By Keith Allison: Flickr, e-mail, Twitter, Instagram, website - https://www.flickr.com/photos/keithallison/26769613517, CC BY-SA 2.0, https://commons.wikimedia.org/w/index.php?curid=75101302

Two connected animal rights protestors interrupted the NBA Playoffs over Minnesota Timberwolves owner Glen Taylor’s factory farms in Iowa.

The first incident occurred during the NBA’s play-in game between the Los Angeles Clippers and the Timberwolves, when animal rights activist Alicia Santurio glued her hand to the court during the second quarter of the game when a freethrow was being attempted on the opposite side. 

Security had to pull Santurio off the floor, while she tried resisting to allow the glue to set. The act was an attempt to raise awareness that Taylor’s Rembrandt Farms allegedly suffocated 5.3 million hens in the wake of an avian flu outbreak. 

 

“GLEN TAYLOR ROASTS ANIMALS ALIVE,” Santurio’s t-shirt read. She was ejected from the Target Center in Minneapolis and banned for a full year, but was not arrested, and will not face charges unless she tries to come back.

A second protestor similarly interrupted game one of the Memphis Grizzlies and Timberwolves series on Saturday, when she chained herself to the hoop wearing the same t-shirt as Santurio. Zoe Rosenburg was swiftly removed when security broke her chains and escorted out of the arena. She was arrested for disorderly conduct and criminal trespassing.  

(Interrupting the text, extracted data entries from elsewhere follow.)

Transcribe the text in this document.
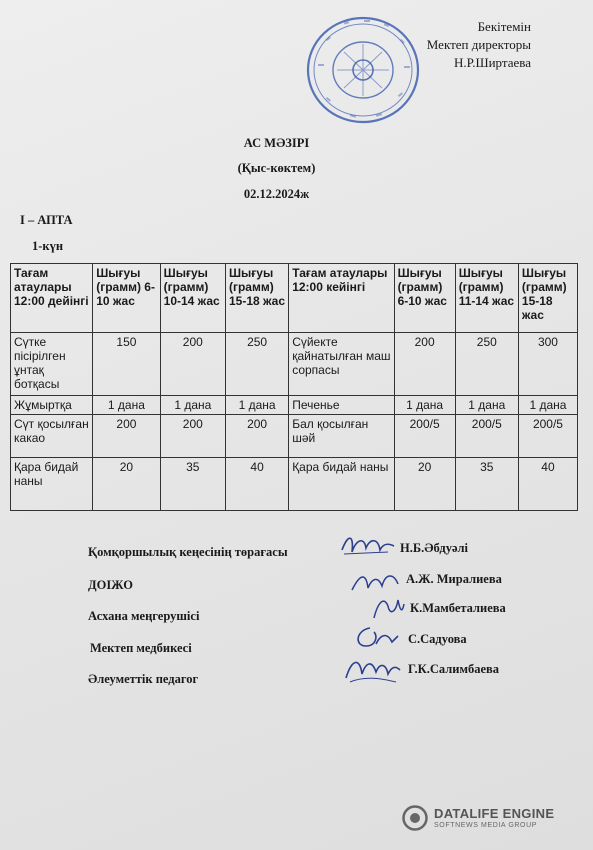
Бекітемін
Мектеп директоры
Н.Р.Ширтаева
АС МӘЗІРІ
(Қыс-көктем)
02.12.2024ж
І – АПТА
1-күн
Тағам атаулары 12:00 дейінгі	Шығуы (грамм) 6-10 жас	Шығуы (грамм) 10-14 жас	Шығуы (грамм) 15-18 жас	Тағам атаулары 12:00 кейінгі	Шығуы (грамм) 6-10 жас	Шығуы (грамм) 11-14 жас	Шығуы (грамм) 15-18 жас
Сүтке пісірілген ұнтақ ботқасы	150	200	250	Сүйекте қайнатылған маш сорпасы	200	250	300
Жұмыртқа	1 дана	1 дана	1 дана	Печенье	1 дана	1 дана	1 дана
Сүт қосылған какао	200	200	200	Бал қосылған шәй	200/5	200/5	200/5
Қара бидай наны	20	35	40	Қара бидай наны	20	35	40
Қомқоршылық кеңесінің төрағасы	Н.Б.Әбдуәлі
ДОІЖО	А.Ж. Миралиева
Асхана меңгерушісі
К.Мамбеталиева
Мектеп медбикесі
С.Садуова
Әлеуметтік педагог
Г.К.Салимбаева
DATALIFE ENGINE
SOFTNEWS MEDIA GROUP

Animal rights organization Direct Action Everywhere claimed credit for both women’s actions, alleging that Taylor’s factory farms killed millions of chickens with the barbaric method of “ventilation shutdown,” which suffocates the animals when the air vents are closed and “some combination of heat, steam and/or carbon dioxide gas are introduced.”